The decline of American democracy is so important and so tragic because, for most of the last century, America was the unquestioned leader of the free and democratic world. Its political, economic and cultural hegemony in many ways marked the hegemony of liberal democracy itself. To be sure, they didn’t always use their hegemony wisely, and often propped up tyrannical regimes. They were a deeply imperfect standard-bearer for democracy, but a standard-bearer nonetheless. This century will see China attempt to assume America’s primal position on the world stage. They will certainly not advocate for democracy as America does (or did). If America stops flying the flag for democracy and liberty, it will be a cold and lonely future for all those around the world who still believe in them.

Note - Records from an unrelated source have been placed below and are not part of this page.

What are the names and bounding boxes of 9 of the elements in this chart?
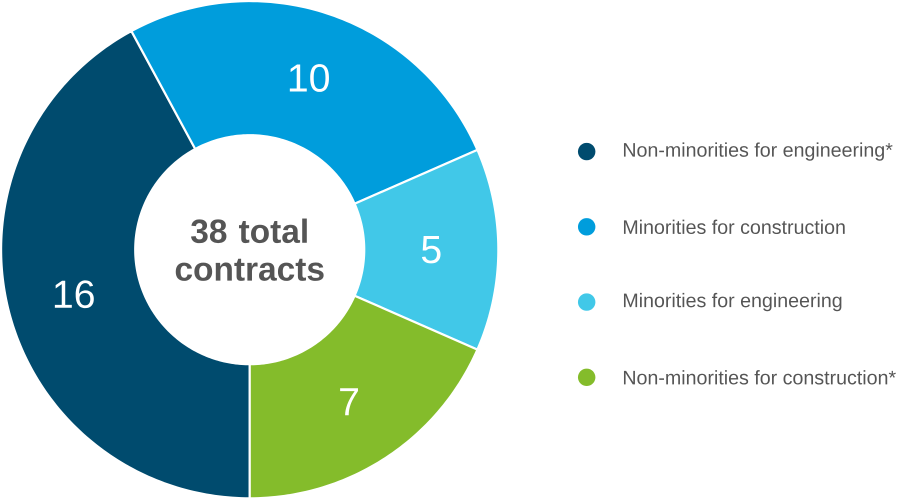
data-label: 7 bbox=[340, 388, 358, 416]
data-label: 5 bbox=[422, 236, 441, 264]
data-label: 10 bbox=[290, 64, 329, 92]
legend-label: Minorities for construction bbox=[624, 219, 845, 234]
legend-label: Minorities for engineering bbox=[624, 292, 842, 311]
text: 38 total contracts bbox=[176, 218, 324, 281]
legend-label: Non-minorities for engineering* bbox=[624, 142, 893, 161]
legend-label: Non-minorities for construction* bbox=[624, 370, 896, 384]
data-label: 16 bbox=[54, 280, 94, 308]
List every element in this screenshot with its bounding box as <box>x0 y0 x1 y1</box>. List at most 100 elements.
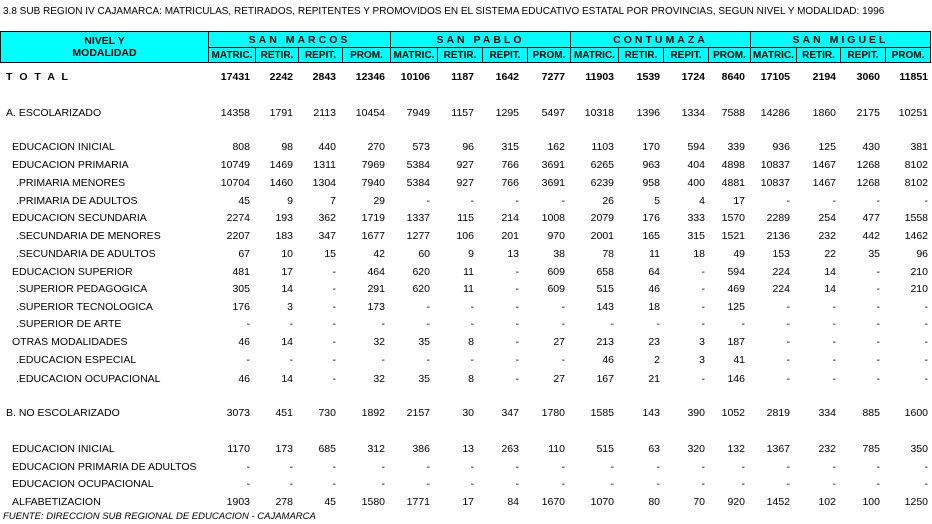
cell-value: - <box>786 354 791 366</box>
cell-value: - <box>426 478 431 490</box>
cell-value: 2 <box>654 354 660 366</box>
cell-value: 17 <box>281 266 293 278</box>
cell-value: 785 <box>862 443 880 455</box>
cell-value: 808 <box>232 141 250 153</box>
cell-value: 263 <box>501 443 519 455</box>
sub-header: PROM. <box>342 47 391 63</box>
cell-value: - <box>470 195 475 207</box>
cell-value: 10749 <box>220 159 250 171</box>
cell-value: 594 <box>687 141 705 153</box>
cell-value: 381 <box>910 141 928 153</box>
cell-value: - <box>246 478 251 490</box>
cell-value: 13 <box>507 248 519 260</box>
cell-value: 609 <box>547 283 565 295</box>
cell-value: 2157 <box>406 407 430 419</box>
cell-value: 362 <box>318 212 336 224</box>
cell-value: - <box>246 354 251 366</box>
group-header: CONTUMAZA <box>570 31 751 48</box>
row-label: .EDUCACION OCUPACIONAL <box>16 373 161 385</box>
row-label: EDUCACION PRIMARIA <box>12 159 129 171</box>
cell-value: - <box>381 461 386 473</box>
cell-value: 35 <box>868 248 880 260</box>
cell-value: 11 <box>463 283 474 295</box>
cell-value: - <box>876 195 881 207</box>
cell-value: 658 <box>596 266 614 278</box>
cell-value: 350 <box>910 443 928 455</box>
row-label: EDUCACION INICIAL <box>12 141 115 153</box>
cell-value: 38 <box>553 248 565 260</box>
group-header: SAN MIGUEL <box>750 31 931 48</box>
row-label: B. NO ESCOLARIZADO <box>6 407 120 419</box>
cell-value: 2136 <box>766 230 790 242</box>
cell-value: - <box>426 461 431 473</box>
cell-value: 333 <box>687 212 705 224</box>
cell-value: - <box>515 283 520 295</box>
cell-value: 1170 <box>227 443 250 455</box>
cell-value: 153 <box>772 248 790 260</box>
cell-value: 6239 <box>590 177 614 189</box>
cell-value: 27 <box>553 336 565 348</box>
cell-value: 3 <box>699 336 705 348</box>
cell-value: 125 <box>727 301 745 313</box>
cell-value: - <box>786 336 791 348</box>
cell-value: 8102 <box>904 159 928 171</box>
cell-value: - <box>332 301 337 313</box>
cell-value: - <box>701 318 706 330</box>
cell-value: 13 <box>462 443 474 455</box>
row-label: .PRIMARIA MENORES <box>16 177 126 189</box>
cell-value: 193 <box>275 212 293 224</box>
row-label: OTRAS MODALIDADES <box>12 336 128 348</box>
cell-value: 11 <box>463 266 474 278</box>
cell-value: 9 <box>287 195 293 207</box>
cell-value: 232 <box>818 443 836 455</box>
cell-value: - <box>924 336 929 348</box>
cell-value: 210 <box>910 266 928 278</box>
cell-value: - <box>246 318 251 330</box>
cell-value: 173 <box>367 301 385 313</box>
cell-value: - <box>786 195 791 207</box>
cell-value: 2113 <box>313 107 336 119</box>
cell-value: - <box>561 461 566 473</box>
cell-value: - <box>741 478 746 490</box>
cell-value: 400 <box>687 177 705 189</box>
row-label: A. ESCOLARIZADO <box>6 107 102 119</box>
cell-value: 920 <box>727 496 745 508</box>
cell-value: 4881 <box>721 177 745 189</box>
cell-value: 17105 <box>760 71 790 83</box>
row-label: EDUCACION OCUPACIONAL <box>12 478 154 490</box>
cell-value: 1334 <box>681 107 705 119</box>
cell-value: - <box>515 354 520 366</box>
cell-value: 46 <box>648 283 660 295</box>
cell-value: 1600 <box>904 407 928 419</box>
cell-value: - <box>561 478 566 490</box>
cell-value: - <box>876 318 881 330</box>
cell-value: 1311 <box>313 159 336 171</box>
cell-value: 6265 <box>590 159 614 171</box>
cell-value: 45 <box>324 496 336 508</box>
cell-value: - <box>832 478 837 490</box>
cell-value: 8102 <box>904 177 928 189</box>
cell-value: 10837 <box>760 159 790 171</box>
cell-value: 1558 <box>904 212 928 224</box>
cell-value: 3060 <box>856 71 880 83</box>
cell-value: - <box>924 461 929 473</box>
cell-value: 96 <box>462 141 474 153</box>
cell-value: 515 <box>596 443 614 455</box>
sub-header: REPIT. <box>840 47 886 63</box>
cell-value: - <box>381 354 386 366</box>
cell-value: 573 <box>412 141 430 153</box>
cell-value: - <box>741 461 746 473</box>
cell-value: 936 <box>772 141 790 153</box>
cell-value: 2819 <box>766 407 790 419</box>
cell-value: 132 <box>727 443 745 455</box>
cell-value: - <box>332 318 337 330</box>
cell-value: 14 <box>281 373 293 385</box>
cell-value: - <box>381 478 386 490</box>
cell-value: 35 <box>418 336 430 348</box>
cell-value: 15 <box>324 248 336 260</box>
cell-value: 7969 <box>361 159 385 171</box>
cell-value: 1677 <box>361 230 385 242</box>
cell-value: 176 <box>232 301 250 313</box>
cell-value: 10251 <box>898 107 928 119</box>
cell-value: - <box>426 318 431 330</box>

And where does Britain sit within all this? In spite of everything, our democracy has remained surprisingly resilient. There are certainly reasons to be worried. Political polarisation and attacks on the free press have been increasing. Political violence does happen, albeit incredibly rarely. We are still classed as a ‘full’ democracy, but we live in fluid times, and things could quite easily deteriorate. On the international stage, we are positioned awkwardly between the world’s tyrants and despots and those who uphold democracy; fawning for the attention of the Donald Trump’s America while tearing ourselves away from our European allies, yet simultaneously facing off with Russia. An isolated player in an uncertain position within the complicated web that is the global struggle between democracy and demagoguery.

This global decline of democracy is likely to get worse, perhaps substantially worse, before it gets better – assuming it ever gets better. Democracy is one of humanity’s greatest achievements, and it is in peril in a way it has not been since the Second World War. Saving it requires both the people in power and the people on the streets to stand up and fight for it. Will they? Will you?